Brazil Still Concerned About Zeroing in AD Reviews; Says U.S. Should Recalculate AD Assessments

The World Trade Organization reports that, as required by DSU rules, the U.S. had already circulated on 12 April 2012 a written status report (WT/DS382/10/ADD.4) on its implementation of the findings in Anti-Dumping Administrative Reviews and Other Measures Related to Imports of Certain Orange Juice from Brazil (DS 382). At the meeting, the U.S. informed the DSB of additional developments since then.

The U.S. said the International Trade Administration final rule published on February 14, 2012, applied to all products from all members, including the products of Brazil covered in this dispute. The U.S. also said that in March 2012, the U.S. International Trade Commission (ITC) made a determination to revoke the antidumping duty order in its sunset review of the order on orange juice from Brazil. On April 13, 2012, the ITC published its formal determination in the sunset review. In accordance with that determination, on April 20 the ITA issued a notice revoking the antidumping duty order on the products covered in this dispute. The revocation is effective as of March 9, 2011. As a result, imports of orange juice from Brazil entered on or after March 9, 2011 were not subject to antidumping duties, and all antidumping duty cash deposits on entries on or after that date would be refunded.

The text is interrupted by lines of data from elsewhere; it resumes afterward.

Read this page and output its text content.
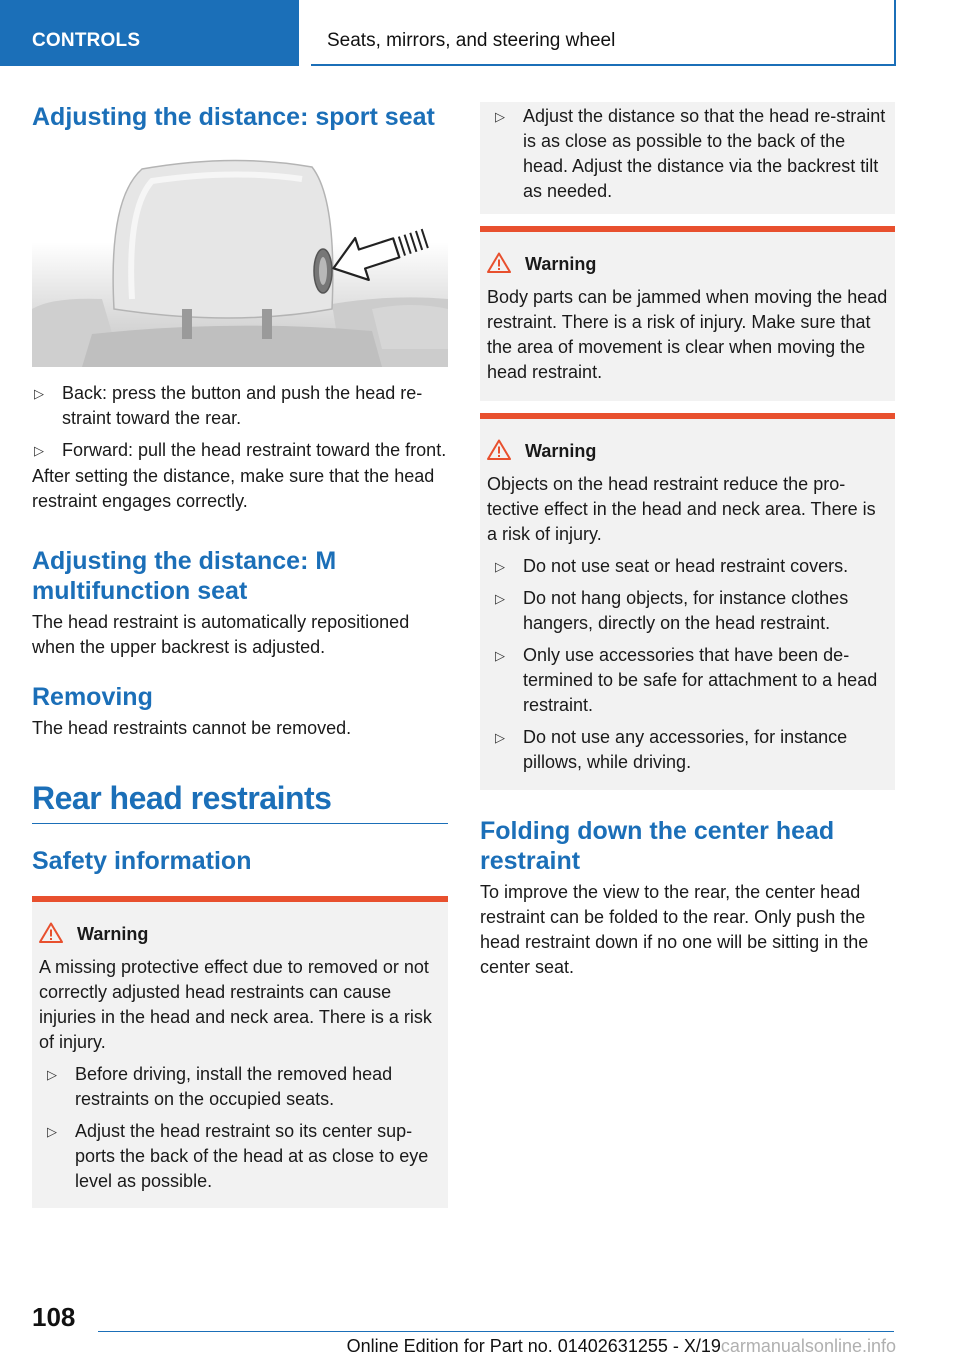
CONTROLS	Seats, mirrors, and steering wheel
Adjusting the distance: sport seat
▷ Back: press the button and push the head re-straint toward the rear.
▷ Forward: pull the head restraint toward the front.

After setting the distance, make sure that the head restraint engages correctly.

Adjusting the distance: M multifunction seat

The head restraint is automatically repositioned when the upper backrest is adjusted.

Removing

The head restraints cannot be removed.

Rear head restraints
Safety information
Warning

A missing protective effect due to removed or not correctly adjusted head restraints can cause injuries in the head and neck area. There is a risk of injury.

▷ Before driving, install the removed head restraints on the occupied seats.
▷ Adjust the head restraint so its center sup-ports the back of the head at as close to eye level as possible.
▷ Adjust the distance so that the head re-straint is as close as possible to the back of the head. Adjust the distance via the backrest tilt as needed.
Warning

Body parts can be jammed when moving the head restraint. There is a risk of injury. Make sure that the area of movement is clear when moving the head restraint.

Warning

Objects on the head restraint reduce the pro-tective effect in the head and neck area. There is a risk of injury.

▷ Do not use seat or head restraint covers.
▷ Do not hang objects, for instance clothes hangers, directly on the head restraint.
▷ Only use accessories that have been de-termined to be safe for attachment to a head restraint.
▷ Do not use any accessories, for instance pillows, while driving.
Folding down the center head restraint

To improve the view to the rear, the center head restraint can be folded to the rear. Only push the head restraint down if no one will be sitting in the center seat.

108
Online Edition for Part no. 01402631255 - X/19carmanualsonline.info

Brazil said it acknowledged the U.S. efforts to abandon “zeroing” in future reviews, but it remained concerned that the U.S. final rule does not address all the findings in this dispute. Brazil said the new rule did not encompass the recalculation without “zeroing” of assessment rates applying to past entries that remain unliquidated at the end of the reasonable period of time. According to Brazil, in order to fully comply, the U.S. had to not only abandon the use of “zeroing” in the future, but also stop collecting anti-dumping duties that were calculated with the use of that illegal methodology. Consequently, Brazil had concluded a sequencing agreement (WT/DS382/11) with the U.S. to preserve its rights concerning future legal steps in this dispute.

Brazil said it would closely monitor the implementation of the final rule in the next months, and would consult with the U.S. before the end of 2012, with a view to achieving a solution to this dispute.